With the financial bailout plan approved, Treasury Secretary Henry Paulson wants the operation set up within weeks to instill confidence in the markets. Washington Bureau Chief John Dimsdale looks into what that entails.
Treasury Secretary Henry Paulson on the steps of the Treasury Department in Washington, D.C., after the House passed the bailout bill. (Yuri Gripas/AFP/Getty Images)
More on The Economy, Wall Street, Politics, America's Financial Crisis
TEXT OF STORY
Kai Ryssdal: Believe it or not, and the Speaker might not agree with this, but the vote today was the easy part. Treasury Secretary Henry Paulson's gonna have to set up an operation to manage this thing. Thousands of accountants and asset managers are gonna have the job of identifying, then pricing, then buying and then, eventually, selling hundreds of billions of dollars worth of bad bank loans.
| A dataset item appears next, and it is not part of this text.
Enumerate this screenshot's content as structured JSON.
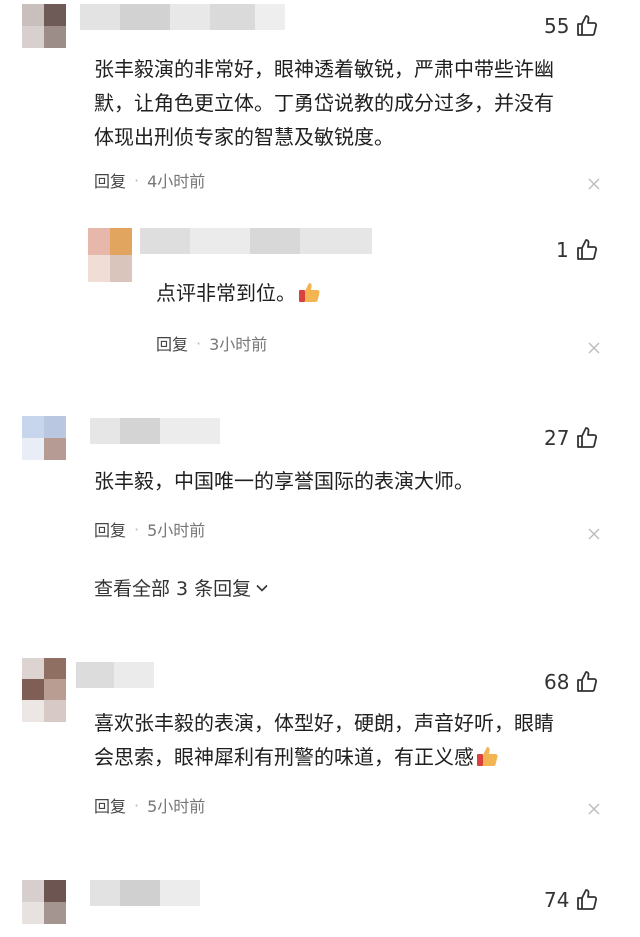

The sooner the better, too, if you want to shoot some confidence back into the markets. Our Washington bureau chief John Dimsdale reports.
John Dimsdale: President Bush warns the government rescue will take a while.
Tape of President Bush: We'll take the time necessary to design an affective program that achieves its objects and does not waste taxpayers' dollars.
The new government accountants will have to figure out the worth of hundreds of thousands of sour mortgages and then manage them to maintain their value. Are the tenants paying their rent? Are local property taxes being paid? Lynn Turner did some of that in the old Resolution Trust Corporation's cleanup of failed S&L's.
Lynn Turner You're in essence talking about setting up a project that is bigger than a Fortune 100-size company, which usually employs tens of thousands of people. You're talking about doing this not in years, but in months. So, it is a daunting, if not overwhelming task.
And where will the government find expert asset managers and accountants? In many cases, from the lenders who made the bad loans to begin with.
Turner:, Since they're the people that may have originated these loans, or maybe auditing the numbers that are going into the very banks that are trying sell them to you for as high a price as possible, it does without a doubt create some serious conflicts.
Yes, Congress has imposed three layers of oversight on Treasury's rescue operation. But Turner says in most cases, the regulators won't discover any over-valuations or other waste until the money's been spent.
In Washington, I'm John Dimsdale for Marketplace.